Zambeef’s 2016 annual report is aptly titled “A bold retail strategy for African growth”. This places some distance between this statement and their original mantra and company logo of “Feeding the Nation” (Zambia at the time). But why did they become so bold? Through vertical integration. As their profile states, they have been able to pursue markets beyond Zambia for value growth through securing their supply chain and reducing risks and earnings volatility through having a diverse portfolio.
In 2016, Zambeef continued with its aggressive expansion of its retail outlets. It currently boasts 140 outlets across Zambia that make it possible for the company to get their product to your plate 7 out of 10 times (author speaks of himself J). Furthermore, retail and distribution contributed to 57% total turnover. Pause a minute and remember how the company reacted when there was bad publicity? They were protecting their value creating asset. Rightly so.
On the cold chain production side, they dominate in almost every aspect from being the largest in piggeries, chickens, eggs, dairy and meat processing. Furthermore, vertical dominance is also evident in stock feed and cropping. Unstoppable they are. Hence why Dr. Jacob Mwanza (Chairman) described 2016 as a momentous one in their annual report. For their dominant vertical chain was boosted by a signed agreement with CDC Group (PLC) who became a significant and supportive shareholder in the group by putting USD65 million of new capital into the Zambeef “piggy” bank (see earlier blog by TFHZPC of the mechanics of this transaction).
Overall, the company increased its revenue by 58.2% from 2015 with operating profit going up by 15.7%. Improvements in their working capital was evident. Inventory days reduced by 29 days and receivable days went down from 35 to 7 days. In addition, its ability to cover short term debt improved from an acid test position of 0.97 to 1.74 which meant the company moved from bearish to bullish on liquidating short term facilities.

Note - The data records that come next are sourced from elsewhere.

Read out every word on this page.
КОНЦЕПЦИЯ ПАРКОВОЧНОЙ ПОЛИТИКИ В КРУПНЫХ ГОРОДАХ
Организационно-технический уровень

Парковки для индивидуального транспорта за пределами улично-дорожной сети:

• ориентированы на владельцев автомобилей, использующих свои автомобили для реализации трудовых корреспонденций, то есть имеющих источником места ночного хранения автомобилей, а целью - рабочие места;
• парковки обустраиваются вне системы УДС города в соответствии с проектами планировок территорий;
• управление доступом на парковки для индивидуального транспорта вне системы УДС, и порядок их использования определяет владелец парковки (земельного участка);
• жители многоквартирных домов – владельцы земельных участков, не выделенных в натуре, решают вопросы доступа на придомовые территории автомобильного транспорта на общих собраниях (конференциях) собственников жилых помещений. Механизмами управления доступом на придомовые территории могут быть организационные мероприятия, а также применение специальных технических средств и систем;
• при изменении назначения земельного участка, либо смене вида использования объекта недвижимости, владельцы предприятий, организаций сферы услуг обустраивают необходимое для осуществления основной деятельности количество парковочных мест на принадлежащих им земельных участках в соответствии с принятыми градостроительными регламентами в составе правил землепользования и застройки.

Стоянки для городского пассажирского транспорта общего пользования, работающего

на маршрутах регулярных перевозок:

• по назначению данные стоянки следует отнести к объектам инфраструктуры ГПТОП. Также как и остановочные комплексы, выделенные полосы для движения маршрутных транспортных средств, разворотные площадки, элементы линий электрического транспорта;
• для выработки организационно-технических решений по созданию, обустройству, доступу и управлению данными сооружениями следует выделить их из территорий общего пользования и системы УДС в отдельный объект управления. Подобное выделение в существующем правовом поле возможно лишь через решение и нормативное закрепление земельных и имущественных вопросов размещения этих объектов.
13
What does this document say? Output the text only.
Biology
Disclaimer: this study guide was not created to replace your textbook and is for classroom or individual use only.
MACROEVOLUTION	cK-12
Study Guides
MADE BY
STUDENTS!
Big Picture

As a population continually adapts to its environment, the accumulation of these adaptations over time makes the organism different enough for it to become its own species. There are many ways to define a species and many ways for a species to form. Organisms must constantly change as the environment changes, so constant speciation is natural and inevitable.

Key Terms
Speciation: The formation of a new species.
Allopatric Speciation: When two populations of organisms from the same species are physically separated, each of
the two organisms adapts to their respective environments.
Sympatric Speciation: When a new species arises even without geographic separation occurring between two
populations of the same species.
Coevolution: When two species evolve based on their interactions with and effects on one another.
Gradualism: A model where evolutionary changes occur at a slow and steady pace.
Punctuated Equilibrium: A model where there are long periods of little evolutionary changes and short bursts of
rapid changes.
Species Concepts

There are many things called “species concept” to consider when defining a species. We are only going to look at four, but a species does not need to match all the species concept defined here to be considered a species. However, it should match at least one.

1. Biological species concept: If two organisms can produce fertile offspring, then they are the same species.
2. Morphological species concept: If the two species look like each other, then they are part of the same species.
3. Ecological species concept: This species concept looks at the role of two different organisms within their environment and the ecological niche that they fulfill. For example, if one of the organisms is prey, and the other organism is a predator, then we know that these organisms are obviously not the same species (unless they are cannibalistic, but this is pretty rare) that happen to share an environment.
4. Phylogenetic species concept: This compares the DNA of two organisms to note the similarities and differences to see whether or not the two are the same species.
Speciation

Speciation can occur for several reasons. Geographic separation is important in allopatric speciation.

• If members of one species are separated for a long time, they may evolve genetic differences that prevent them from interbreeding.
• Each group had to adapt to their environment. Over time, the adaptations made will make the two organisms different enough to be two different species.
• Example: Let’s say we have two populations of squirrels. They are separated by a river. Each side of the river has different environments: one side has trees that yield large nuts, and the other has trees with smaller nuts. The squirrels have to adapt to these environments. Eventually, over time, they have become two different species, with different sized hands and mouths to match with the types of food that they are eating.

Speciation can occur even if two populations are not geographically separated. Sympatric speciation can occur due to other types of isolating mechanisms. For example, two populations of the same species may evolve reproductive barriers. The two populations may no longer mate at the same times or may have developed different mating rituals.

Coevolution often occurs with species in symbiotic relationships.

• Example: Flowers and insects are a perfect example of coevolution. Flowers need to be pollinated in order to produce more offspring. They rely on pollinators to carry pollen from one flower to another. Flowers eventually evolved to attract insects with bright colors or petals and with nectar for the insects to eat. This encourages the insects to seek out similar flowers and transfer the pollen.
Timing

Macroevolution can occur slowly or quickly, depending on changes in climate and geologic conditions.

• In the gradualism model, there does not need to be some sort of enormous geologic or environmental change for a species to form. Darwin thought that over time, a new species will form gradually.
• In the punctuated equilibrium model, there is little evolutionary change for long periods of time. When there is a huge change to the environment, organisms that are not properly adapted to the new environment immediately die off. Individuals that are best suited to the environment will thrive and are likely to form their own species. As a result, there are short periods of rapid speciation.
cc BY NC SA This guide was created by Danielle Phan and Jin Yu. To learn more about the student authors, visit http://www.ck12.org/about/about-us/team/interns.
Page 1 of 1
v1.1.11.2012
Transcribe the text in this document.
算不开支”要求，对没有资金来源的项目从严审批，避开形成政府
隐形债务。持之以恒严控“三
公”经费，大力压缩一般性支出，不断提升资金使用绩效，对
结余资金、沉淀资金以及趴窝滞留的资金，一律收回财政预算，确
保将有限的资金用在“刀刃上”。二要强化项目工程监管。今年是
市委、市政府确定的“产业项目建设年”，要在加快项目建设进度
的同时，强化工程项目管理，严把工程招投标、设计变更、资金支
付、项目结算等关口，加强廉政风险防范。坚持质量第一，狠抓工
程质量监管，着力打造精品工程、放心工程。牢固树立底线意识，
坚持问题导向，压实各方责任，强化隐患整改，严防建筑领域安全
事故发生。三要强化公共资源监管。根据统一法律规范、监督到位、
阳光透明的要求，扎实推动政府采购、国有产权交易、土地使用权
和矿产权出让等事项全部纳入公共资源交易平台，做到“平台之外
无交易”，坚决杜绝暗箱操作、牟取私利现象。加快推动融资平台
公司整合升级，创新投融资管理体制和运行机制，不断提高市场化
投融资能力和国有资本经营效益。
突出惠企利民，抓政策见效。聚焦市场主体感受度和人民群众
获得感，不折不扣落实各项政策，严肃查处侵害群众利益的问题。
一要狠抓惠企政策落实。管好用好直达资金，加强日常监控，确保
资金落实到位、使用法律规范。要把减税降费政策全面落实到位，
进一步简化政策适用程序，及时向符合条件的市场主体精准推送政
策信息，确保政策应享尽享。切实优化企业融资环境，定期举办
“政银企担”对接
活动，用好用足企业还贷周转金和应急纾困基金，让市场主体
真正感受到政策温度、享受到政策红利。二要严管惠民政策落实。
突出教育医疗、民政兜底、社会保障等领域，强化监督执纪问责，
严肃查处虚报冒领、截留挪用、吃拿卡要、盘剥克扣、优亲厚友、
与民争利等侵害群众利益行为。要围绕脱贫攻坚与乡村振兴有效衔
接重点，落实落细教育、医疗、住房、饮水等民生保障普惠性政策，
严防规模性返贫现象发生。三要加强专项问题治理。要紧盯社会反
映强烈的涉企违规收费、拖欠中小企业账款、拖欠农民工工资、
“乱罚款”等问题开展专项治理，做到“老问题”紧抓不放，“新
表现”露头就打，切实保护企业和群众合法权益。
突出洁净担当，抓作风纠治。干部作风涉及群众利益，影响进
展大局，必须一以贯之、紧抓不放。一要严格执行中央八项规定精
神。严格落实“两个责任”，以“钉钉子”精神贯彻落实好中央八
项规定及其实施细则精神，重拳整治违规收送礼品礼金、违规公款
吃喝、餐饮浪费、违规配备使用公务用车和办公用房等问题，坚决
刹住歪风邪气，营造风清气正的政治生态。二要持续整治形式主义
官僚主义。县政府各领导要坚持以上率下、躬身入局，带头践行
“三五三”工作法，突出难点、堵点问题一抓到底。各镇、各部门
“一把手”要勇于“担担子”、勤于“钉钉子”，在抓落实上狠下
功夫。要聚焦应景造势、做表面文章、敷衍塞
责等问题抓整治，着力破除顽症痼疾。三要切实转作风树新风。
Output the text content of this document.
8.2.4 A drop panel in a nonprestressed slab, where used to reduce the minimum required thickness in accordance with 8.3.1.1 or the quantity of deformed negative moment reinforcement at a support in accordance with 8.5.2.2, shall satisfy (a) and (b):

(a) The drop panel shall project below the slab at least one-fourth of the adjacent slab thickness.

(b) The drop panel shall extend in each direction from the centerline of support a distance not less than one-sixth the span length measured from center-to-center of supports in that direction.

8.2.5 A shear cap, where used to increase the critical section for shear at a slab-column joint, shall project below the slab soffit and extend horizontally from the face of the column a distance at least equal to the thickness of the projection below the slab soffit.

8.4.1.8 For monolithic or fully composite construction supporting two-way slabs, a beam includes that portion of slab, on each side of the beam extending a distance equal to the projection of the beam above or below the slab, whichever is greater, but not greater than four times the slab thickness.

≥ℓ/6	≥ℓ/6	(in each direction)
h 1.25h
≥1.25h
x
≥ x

There was a 3% improvement on return on non-current assets and an increase in inventory turnover of 15%. As indicated in the joint CEO statement (Carl Irwin & Francis Grogan), controlling cost and reduction of debt was key to their strategy. SGA was down from 33% to 29% whilst gearing reduced to 14% from 34%. However, overall cost of sales went up by 71.3%. Conversely, Master Pork, Zam chick and Zamhatch Limited’s added a fair amount of goodwill to the balance sheet. That’s because these are sure winners as evidence by the top 3 revenue earners being beef, chicken and pork (in that order). In addition, the company went from no cash and high trade receivables in 2015 to high cash and low receivables (signal of improved receivable days).
Shareholders will be proud of their 50% growth in equity for the year. Although return on capital employed remained flat at 9%, there was an improvement to 8% on shareholder funds (Return on equity). On the downside, no dividend has been proposed yet again in 2016. On the upside however, the board has signaled the adoption of a policy of regular progressive dividend payments to shareholders from 2017 onwards.
Following their strengthening of the balance sheet through the CDC transaction, we anticipate that the company will not seek organic growth but growth through acquisition as evidenced in their 100% acquisition of Zam Chick Ltd and ZamHatch Ltd. Why reinvent the wheel when you can just buy a new one that can sure up your revenue stream. Steady inflation rate and exchange rate will be a catalyst for revenue growth as industries rebound with the slight appreciation of copper price. Furthermore, jobs growth in the mining areas (i.e. Vedanta signals $1b into KCM) will see spikes revenue growth in surrounding areas as miners return to work.